Community members can also develop their own leadership skills at the library, with endless opportunity to build skills and confidence through resources and programming, officials stress.

More than one hundred Connecticut libraries are participating in the Connecticut Library Association’s Passport to Connecticut Libraries Program. The program is open to adults and children, and the hope is that it encourages residents to explore the amazing diversity of our public libraries.

“Libraries are windows into the spirit and culture of the community. I encourage our residents to take advantage of this fun program that celebrates public libraries and the communities who support them,” said Hartford Public Library CEO Bridget Quinn-Carey, one of the program participants.

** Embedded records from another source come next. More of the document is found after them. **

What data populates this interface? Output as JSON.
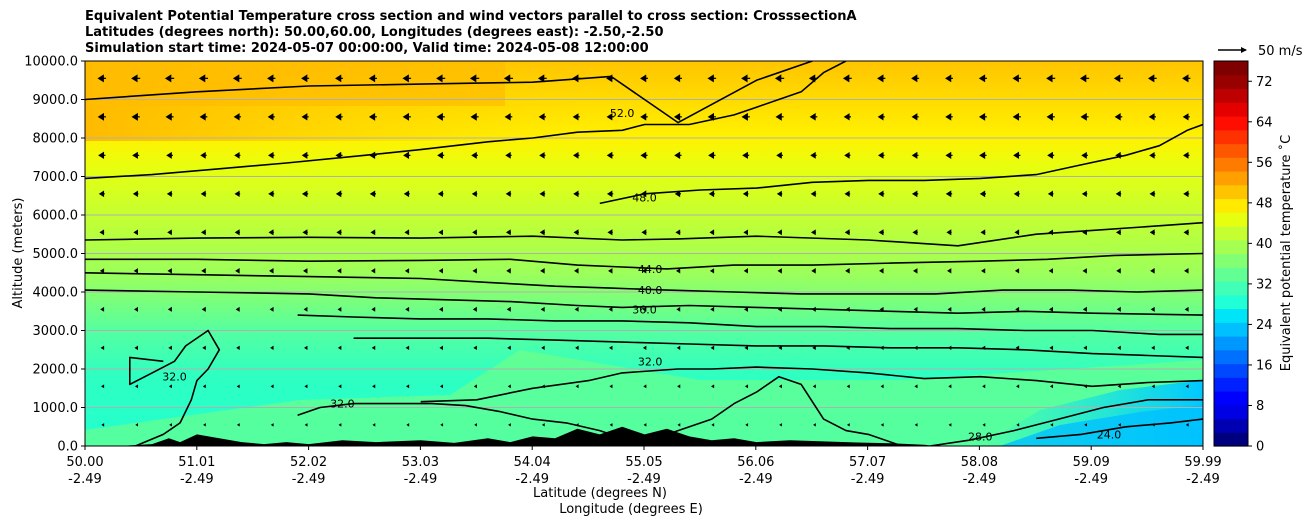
{
  "title_lines": [
    "Equivalent Potential Temperature cross section and wind vectors parallel to cross section: CrosssectionA",
    "Latitudes (degrees north): 50.00,60.00, Longitudes (degrees east): -2.50,-2.50",
    "Simulation start time: 2024-05-07 00:00:00, Valid time: 2024-05-08 12:00:00"
  ],
  "colors": {
    "ground": "#000000",
    "contour": "#000000",
    "grid": "#b0b0b0",
    "arrow": "#000000"
  },
  "chart_data": {
    "type": "contour",
    "xlabel": "Latitude (degrees N)",
    "xlabel2": "Longitude (degrees E)",
    "ylabel": "Altitude (meters)",
    "colorbar_label": "Equivalent potential temperature ˚C",
    "quiver_key_label": "50 m/s",
    "quiver_key_speed": 50,
    "xlim": [
      50.0,
      59.99
    ],
    "ylim": [
      0,
      10000
    ],
    "x_ticks": [
      {
        "lat": "50.00",
        "lon": "-2.49"
      },
      {
        "lat": "51.01",
        "lon": "-2.49"
      },
      {
        "lat": "52.02",
        "lon": "-2.49"
      },
      {
        "lat": "53.03",
        "lon": "-2.49"
      },
      {
        "lat": "54.04",
        "lon": "-2.49"
      },
      {
        "lat": "55.05",
        "lon": "-2.49"
      },
      {
        "lat": "56.06",
        "lon": "-2.49"
      },
      {
        "lat": "57.07",
        "lon": "-2.49"
      },
      {
        "lat": "58.08",
        "lon": "-2.49"
      },
      {
        "lat": "59.09",
        "lon": "-2.49"
      },
      {
        "lat": "59.99",
        "lon": "-2.49"
      }
    ],
    "y_ticks": [
      "0.0",
      "1000.0",
      "2000.0",
      "3000.0",
      "4000.0",
      "5000.0",
      "6000.0",
      "7000.0",
      "8000.0",
      "9000.0",
      "10000.0"
    ],
    "y_tick_values": [
      0,
      1000,
      2000,
      3000,
      4000,
      5000,
      6000,
      7000,
      8000,
      9000,
      10000
    ],
    "colorbar_ticks": [
      "0",
      "8",
      "16",
      "24",
      "32",
      "40",
      "48",
      "56",
      "64",
      "72"
    ],
    "colorbar_tick_values": [
      0,
      8,
      16,
      24,
      32,
      40,
      48,
      56,
      64,
      72
    ],
    "colorbar_range": [
      0,
      76
    ],
    "contour_lines": [
      {
        "level": 52,
        "label": "52.0",
        "label_at": [
          54.8,
          8650
        ],
        "points": [
          [
            50.0,
            9000
          ],
          [
            51.0,
            9200
          ],
          [
            52.0,
            9350
          ],
          [
            53.0,
            9400
          ],
          [
            54.0,
            9450
          ],
          [
            54.7,
            9600
          ],
          [
            55.3,
            8400
          ],
          [
            56.0,
            9500
          ],
          [
            56.5,
            10000
          ]
        ]
      },
      {
        "level": 48,
        "label": "48.0",
        "label_at": [
          55.0,
          6450
        ],
        "points": [
          [
            50.0,
            6950
          ],
          [
            50.6,
            7050
          ],
          [
            51.2,
            7200
          ],
          [
            51.8,
            7350
          ],
          [
            52.5,
            7550
          ],
          [
            53.0,
            7700
          ],
          [
            53.6,
            7900
          ],
          [
            54.0,
            8000
          ],
          [
            54.4,
            8150
          ],
          [
            54.8,
            8200
          ],
          [
            55.0,
            8350
          ],
          [
            55.4,
            8350
          ],
          [
            55.8,
            8600
          ],
          [
            56.0,
            8800
          ],
          [
            56.4,
            9200
          ],
          [
            56.6,
            9700
          ],
          [
            56.8,
            10000
          ]
        ]
      },
      {
        "level": 48.1,
        "label": "",
        "points": [
          [
            54.6,
            6300
          ],
          [
            55.0,
            6550
          ],
          [
            55.5,
            6650
          ],
          [
            56.0,
            6700
          ],
          [
            56.5,
            6850
          ],
          [
            57.0,
            6900
          ],
          [
            57.5,
            6900
          ],
          [
            58.0,
            6950
          ],
          [
            58.5,
            7050
          ],
          [
            58.9,
            7300
          ],
          [
            59.3,
            7550
          ],
          [
            59.6,
            7800
          ],
          [
            59.85,
            8200
          ],
          [
            59.99,
            8350
          ]
        ]
      },
      {
        "level": 46,
        "label": "",
        "points": [
          [
            50.0,
            5350
          ],
          [
            51.0,
            5400
          ],
          [
            52.0,
            5420
          ],
          [
            53.0,
            5400
          ],
          [
            54.0,
            5450
          ],
          [
            54.8,
            5350
          ],
          [
            55.3,
            5380
          ],
          [
            56.0,
            5450
          ],
          [
            57.0,
            5350
          ],
          [
            57.8,
            5200
          ],
          [
            58.5,
            5500
          ],
          [
            59.0,
            5600
          ],
          [
            59.5,
            5700
          ],
          [
            59.99,
            5800
          ]
        ]
      },
      {
        "level": 44,
        "label": "44.0",
        "label_at": [
          55.05,
          4600
        ],
        "points": [
          [
            50.0,
            4850
          ],
          [
            51.0,
            4850
          ],
          [
            52.0,
            4800
          ],
          [
            53.0,
            4820
          ],
          [
            53.8,
            4850
          ],
          [
            54.4,
            4700
          ],
          [
            54.8,
            4650
          ],
          [
            55.2,
            4600
          ],
          [
            55.8,
            4700
          ],
          [
            56.5,
            4700
          ],
          [
            57.2,
            4750
          ],
          [
            58.0,
            4800
          ],
          [
            58.6,
            4850
          ],
          [
            59.2,
            4950
          ],
          [
            59.99,
            5000
          ]
        ]
      },
      {
        "level": 40,
        "label": "40.0",
        "label_at": [
          55.05,
          4050
        ],
        "points": [
          [
            50.0,
            4500
          ],
          [
            51.0,
            4450
          ],
          [
            52.0,
            4400
          ],
          [
            53.0,
            4350
          ],
          [
            53.6,
            4250
          ],
          [
            54.2,
            4150
          ],
          [
            54.7,
            4100
          ],
          [
            55.2,
            4050
          ],
          [
            55.8,
            4000
          ],
          [
            56.4,
            3950
          ],
          [
            57.0,
            3950
          ],
          [
            57.6,
            3950
          ],
          [
            58.2,
            4050
          ],
          [
            58.8,
            4050
          ],
          [
            59.4,
            4000
          ],
          [
            59.99,
            4050
          ]
        ]
      },
      {
        "level": 38,
        "label": "",
        "points": [
          [
            50.0,
            4050
          ],
          [
            51.0,
            4000
          ],
          [
            52.0,
            3950
          ],
          [
            52.6,
            3850
          ],
          [
            53.2,
            3800
          ],
          [
            53.8,
            3750
          ],
          [
            54.4,
            3650
          ],
          [
            54.8,
            3600
          ],
          [
            55.4,
            3650
          ],
          [
            56.0,
            3600
          ],
          [
            56.6,
            3550
          ],
          [
            57.2,
            3500
          ],
          [
            57.8,
            3450
          ],
          [
            58.4,
            3500
          ],
          [
            59.0,
            3450
          ],
          [
            59.99,
            3400
          ]
        ]
      },
      {
        "level": 36,
        "label": "36.0",
        "label_at": [
          55.0,
          3550
        ],
        "points": [
          [
            51.9,
            3400
          ],
          [
            52.4,
            3350
          ],
          [
            53.0,
            3300
          ],
          [
            53.6,
            3300
          ],
          [
            54.2,
            3250
          ],
          [
            54.8,
            3250
          ],
          [
            55.4,
            3200
          ],
          [
            56.0,
            3100
          ],
          [
            56.6,
            3100
          ],
          [
            57.2,
            3050
          ],
          [
            57.8,
            3050
          ],
          [
            58.4,
            3000
          ],
          [
            59.0,
            3000
          ],
          [
            59.6,
            2900
          ],
          [
            59.99,
            2900
          ]
        ]
      },
      {
        "level": 34,
        "label": "",
        "points": [
          [
            52.4,
            2800
          ],
          [
            53.0,
            2800
          ],
          [
            53.6,
            2800
          ],
          [
            54.2,
            2750
          ],
          [
            54.8,
            2700
          ],
          [
            55.4,
            2650
          ],
          [
            56.0,
            2600
          ],
          [
            56.6,
            2600
          ],
          [
            57.2,
            2550
          ],
          [
            57.8,
            2550
          ],
          [
            58.4,
            2500
          ],
          [
            59.0,
            2400
          ],
          [
            59.5,
            2350
          ],
          [
            59.99,
            2300
          ]
        ]
      },
      {
        "level": 32,
        "label": "32.0",
        "label_at": [
          55.05,
          2200
        ],
        "points": [
          [
            53.0,
            1150
          ],
          [
            53.5,
            1200
          ],
          [
            54.0,
            1500
          ],
          [
            54.5,
            1700
          ],
          [
            54.8,
            1900
          ],
          [
            55.3,
            2000
          ],
          [
            55.6,
            2000
          ],
          [
            56.0,
            2050
          ],
          [
            56.5,
            2000
          ],
          [
            57.0,
            1900
          ],
          [
            57.5,
            1750
          ],
          [
            58.0,
            1800
          ],
          [
            58.5,
            1700
          ],
          [
            59.0,
            1550
          ],
          [
            59.5,
            1650
          ],
          [
            59.99,
            1700
          ]
        ]
      },
      {
        "level": 32.1,
        "label": "32.0",
        "label_at": [
          52.3,
          1100
        ],
        "points": [
          [
            51.9,
            800
          ],
          [
            52.1,
            1000
          ],
          [
            52.4,
            1100
          ],
          [
            52.8,
            1100
          ],
          [
            53.1,
            1100
          ],
          [
            53.4,
            1050
          ],
          [
            53.7,
            900
          ],
          [
            54.0,
            700
          ],
          [
            54.3,
            600
          ],
          [
            54.6,
            400
          ],
          [
            54.8,
            200
          ],
          [
            55.0,
            100
          ],
          [
            55.3,
            400
          ],
          [
            55.6,
            700
          ],
          [
            55.8,
            1100
          ],
          [
            56.0,
            1400
          ],
          [
            56.2,
            1800
          ],
          [
            56.4,
            1600
          ],
          [
            56.6,
            700
          ],
          [
            56.8,
            400
          ],
          [
            57.0,
            300
          ],
          [
            57.2,
            100
          ],
          [
            57.3,
            0
          ]
        ]
      },
      {
        "level": 32.2,
        "label": "32.0",
        "label_at": [
          50.8,
          1800
        ],
        "points": [
          [
            50.45,
            0
          ],
          [
            50.7,
            300
          ],
          [
            50.85,
            600
          ],
          [
            50.95,
            1200
          ],
          [
            51.0,
            1700
          ],
          [
            51.1,
            2000
          ],
          [
            51.2,
            2500
          ],
          [
            51.1,
            3000
          ],
          [
            50.9,
            2600
          ],
          [
            50.8,
            2200
          ],
          [
            50.6,
            1900
          ],
          [
            50.4,
            1600
          ],
          [
            50.4,
            2300
          ],
          [
            50.7,
            2200
          ]
        ]
      },
      {
        "level": 28,
        "label": "28.0",
        "label_at": [
          58.0,
          250
        ],
        "points": [
          [
            57.55,
            0
          ],
          [
            57.9,
            150
          ],
          [
            58.3,
            400
          ],
          [
            58.7,
            700
          ],
          [
            59.1,
            1000
          ],
          [
            59.5,
            1200
          ],
          [
            59.99,
            1200
          ]
        ]
      },
      {
        "level": 24,
        "label": "24.0",
        "label_at": [
          59.15,
          300
        ],
        "points": [
          [
            58.5,
            200
          ],
          [
            58.9,
            300
          ],
          [
            59.3,
            500
          ],
          [
            59.7,
            600
          ],
          [
            59.99,
            700
          ]
        ]
      }
    ],
    "terrain": [
      [
        50.0,
        0
      ],
      [
        50.3,
        0
      ],
      [
        50.6,
        50
      ],
      [
        50.75,
        200
      ],
      [
        50.85,
        100
      ],
      [
        51.0,
        300
      ],
      [
        51.2,
        200
      ],
      [
        51.4,
        100
      ],
      [
        51.6,
        50
      ],
      [
        51.8,
        100
      ],
      [
        52.0,
        50
      ],
      [
        52.3,
        150
      ],
      [
        52.6,
        100
      ],
      [
        53.0,
        150
      ],
      [
        53.3,
        80
      ],
      [
        53.6,
        200
      ],
      [
        53.8,
        100
      ],
      [
        54.0,
        250
      ],
      [
        54.2,
        200
      ],
      [
        54.4,
        450
      ],
      [
        54.6,
        300
      ],
      [
        54.8,
        500
      ],
      [
        55.0,
        300
      ],
      [
        55.2,
        450
      ],
      [
        55.4,
        250
      ],
      [
        55.6,
        150
      ],
      [
        55.8,
        200
      ],
      [
        56.0,
        100
      ],
      [
        56.3,
        150
      ],
      [
        56.6,
        120
      ],
      [
        56.9,
        90
      ],
      [
        57.2,
        70
      ],
      [
        57.5,
        30
      ],
      [
        57.6,
        0
      ]
    ],
    "colorbar_colors": [
      "#00007f",
      "#0000b2",
      "#0000e5",
      "#0000ff",
      "#0020ff",
      "#0048ff",
      "#0070ff",
      "#0098ff",
      "#00c0ff",
      "#00e4f8",
      "#20ffd6",
      "#41ffb6",
      "#62ff94",
      "#83ff73",
      "#a4ff52",
      "#c5ff31",
      "#e6ff10",
      "#ffea00",
      "#ffc400",
      "#ffa000",
      "#ff7b00",
      "#ff5600",
      "#ff3100",
      "#ff0d00",
      "#e50000",
      "#bf0000",
      "#990000",
      "#7f0000"
    ]
  }
}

Celebrations during National Library Week include:

  • National Library Workers Day, celebrated the Tuesday of National Library Week (April 10, 2018), a day for library staff, users, administrators and Friends groups to recognize the valuable contributions made by all library workers;
  • National Bookmobile Day, celebrated the Wednesday of National Library Week (April 11, 2018), a day to recognize the contributions of our nation’s bookmobiles and the dedicated professionals who make quality bookmobile outreach possible in their communities, and
  • Take Action for Libraries Day, a national library advocacy effort observed for the first time in 2017 in response to proposed cuts to federa
  • l funds for libraries.

Each library has its own architecture, vibe and collection to explore and browse, official said, urging state residents to take a look at “the amazing diversity of our public libraries.”